The Mirror released a story on August 18 that is both terrifying and angering expectant parents. According to the source, an expectant mom was prepped for an emergency cesarean section after 72 hours of labour at the Norfolk and Norwich University Hospital. Expecting a standard delivery, the 23-year-old mother was shocked when doctors told her something was wrong with her baby.
After being delivered and taken by midwives, mom, Amber Woollard, was informed her baby was born with facial deformities, supposedly from her positioning in the womb. Woollard knew from the look of the gash on her newborn's face, it wasn't a natural deformity.
Handed to the new mom with a two-inch cut under her nose, Woollard knew one of the doctors had made a mistake and cut open her new daughter's face with the scalpel used during the surgery. Her thoughts were then reinforced by a midwife and a plastic surgeon who say there is no way that sort of cut happened due to positioning.
Baby Valenci, now scarred for life, will need roughly three plastic surgeries to fix the damage to her face. The New York Post says that Woollard believes it to be “a serious case of neglect from the NHS” – Britain's National Health Service. Woollard continues to say it's heartbreaking to meet your new baby injured due to neglect on a doctor's part.
The Norfolk and Norwich University Hospital denies any part in the cut on Valenci's face and says that the chances are very slim it was due to the scalpel.

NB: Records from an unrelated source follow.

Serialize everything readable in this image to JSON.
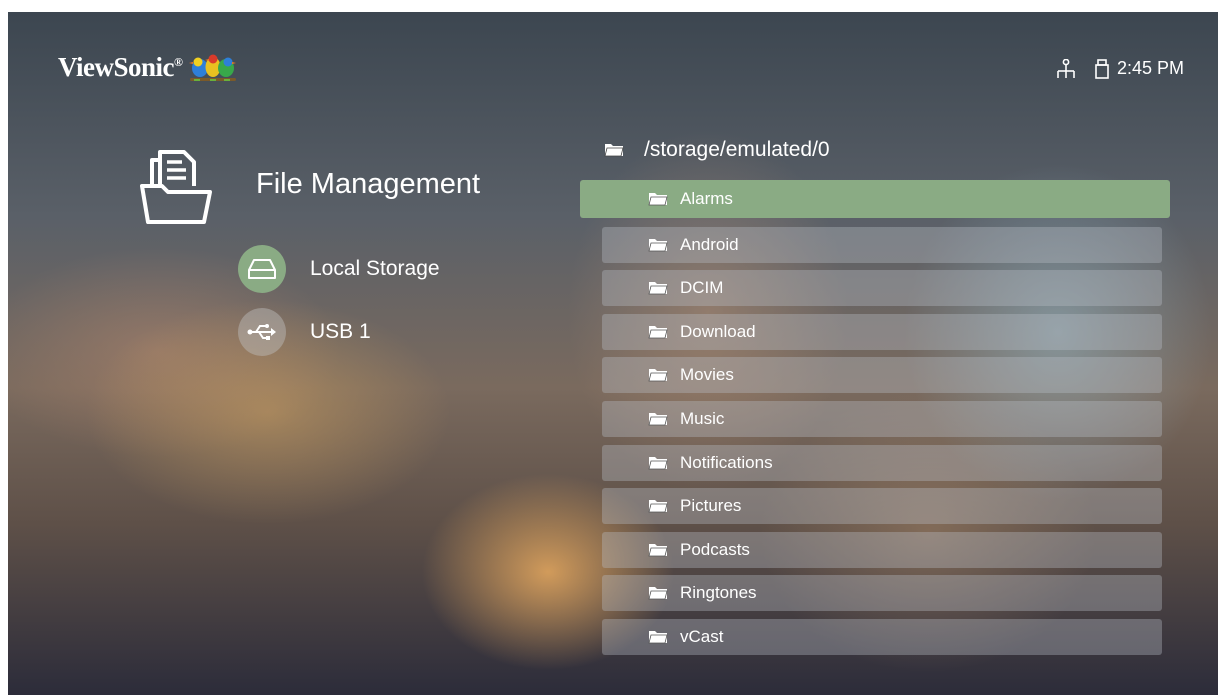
{
  "brand": {
    "name": "ViewSonic",
    "reg_mark": "®"
  },
  "status": {
    "time": "2:45 PM",
    "icons": [
      "network-icon",
      "usb-drive-icon"
    ]
  },
  "sidebar": {
    "title": "File Management",
    "storages": [
      {
        "label": "Local Storage",
        "icon": "hard-drive-icon",
        "selected": true
      },
      {
        "label": "USB 1",
        "icon": "usb-icon",
        "selected": false
      }
    ]
  },
  "browser": {
    "path": "/storage/emulated/0",
    "folders": [
      {
        "label": "Alarms"
      },
      {
        "label": "Android"
      },
      {
        "label": "DCIM"
      },
      {
        "label": "Download"
      },
      {
        "label": "Movies"
      },
      {
        "label": "Music"
      },
      {
        "label": "Notifications"
      },
      {
        "label": "Pictures"
      },
      {
        "label": "Podcasts"
      },
      {
        "label": "Ringtones"
      },
      {
        "label": "vCast"
      }
    ],
    "selected_index": 0
  },
  "colors": {
    "accent": "#8aab84",
    "row": "#b9bec8",
    "text": "#ffffff"
  }
}
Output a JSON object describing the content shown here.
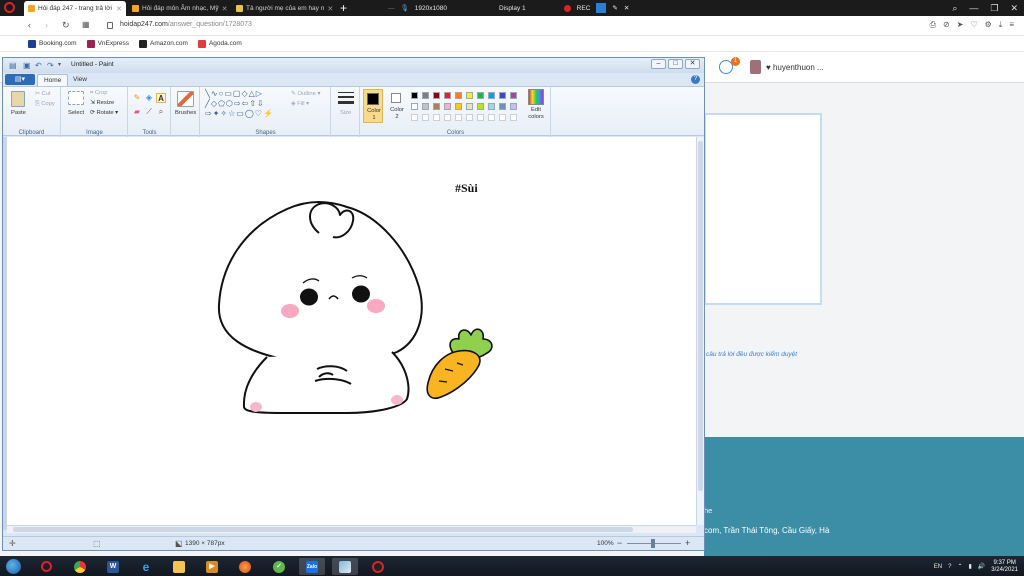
{
  "browser": {
    "tabs": [
      {
        "label": "Hỏi đáp 247 - trang trả lời",
        "active": true,
        "favicon_color": "#f4a623"
      },
      {
        "label": "Hỏi đáp môn Âm nhạc, Mỹ",
        "active": false,
        "favicon_color": "#f4a623"
      },
      {
        "label": "Tả người mẹ của em hay n",
        "active": false,
        "favicon_color": "#e8c34b"
      }
    ],
    "new_tab": "+",
    "recorder": {
      "resolution": "1920x1080",
      "display": "Display 1",
      "rec_label": "REC"
    },
    "url_domain": "hoidap247.com",
    "url_path": "/answer_question/1728073",
    "bookmarks": [
      {
        "label": "Booking.com",
        "color": "#1c3f94"
      },
      {
        "label": "VnExpress",
        "color": "#9f224e"
      },
      {
        "label": "Amazon.com",
        "color": "#222222"
      },
      {
        "label": "Agoda.com",
        "color": "#e43c3c"
      }
    ]
  },
  "site": {
    "username": "♥ huyenthuon ...",
    "notification_count": "1",
    "card_note": "câu trả lời đều được kiểm duyệt",
    "footer_line1": "he",
    "footer_line2": "com, Trần Thái Tông, Cầu Giấy, Hà",
    "footer_color": "#3b8ea6"
  },
  "paint": {
    "title": "Untitled - Paint",
    "tabs": [
      {
        "label": "Home",
        "active": true
      },
      {
        "label": "View",
        "active": false
      }
    ],
    "groups": {
      "clipboard": {
        "label": "Clipboard",
        "paste": "Paste",
        "cut": "Cut",
        "copy": "Copy"
      },
      "image": {
        "label": "Image",
        "select": "Select",
        "crop": "Crop",
        "resize": "Resize",
        "rotate": "Rotate"
      },
      "tools": {
        "label": "Tools"
      },
      "brushes": {
        "label": "Brushes"
      },
      "shapes": {
        "label": "Shapes",
        "outline": "Outline",
        "fill": "Fill"
      },
      "size": {
        "label": "Size"
      },
      "colors": {
        "label": "Colors",
        "color1_label": "Color 1",
        "color2_label": "Color 2",
        "edit_colors": "Edit colors",
        "color1": "#000000",
        "color2": "#ffffff",
        "palette_row1": [
          "#000000",
          "#7f7f7f",
          "#880015",
          "#ed1c24",
          "#ff7f27",
          "#fff200",
          "#22b14c",
          "#00a2e8",
          "#3f48cc",
          "#a349a4"
        ],
        "palette_row2": [
          "#ffffff",
          "#c3c3c3",
          "#b97a57",
          "#ffaec9",
          "#ffc90e",
          "#efe4b0",
          "#b5e61d",
          "#99d9ea",
          "#7092be",
          "#c8bfe7"
        ]
      }
    },
    "canvas_text": "#Sùi",
    "status_size": "1390 × 787px",
    "zoom": "100%",
    "zoom_minus": "−",
    "zoom_plus": "+"
  },
  "taskbar": {
    "apps": [
      "opera",
      "chrome",
      "word",
      "internet-explorer",
      "file-explorer",
      "media-player",
      "firefox",
      "greenshot",
      "zalo",
      "paint",
      "recorder"
    ],
    "time": "9:37 PM",
    "date": "3/24/2021",
    "lang": "EN"
  }
}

A spokesperson for the hospital says, "We'd like to repeat our apologies to Ms. Woollard for not meeting her expectations and the distress caused following the birth of her daughter. The Maternity Department at NNUH aims to deliver a high standard of care at all times and we take any complaints seriously to see what lessons can be learned to improve future patient care.”
Woollard hopes that her story will warn other parents of the incident because her trust in the NHS is gone. She has also set up a GoFundMe page to help raise money to get a second opinion about the trauma. As far as Valenci goes, Woollard says she will love her no matter what she looks like but she's concerned about how the other children will treat her daughter once she starts school.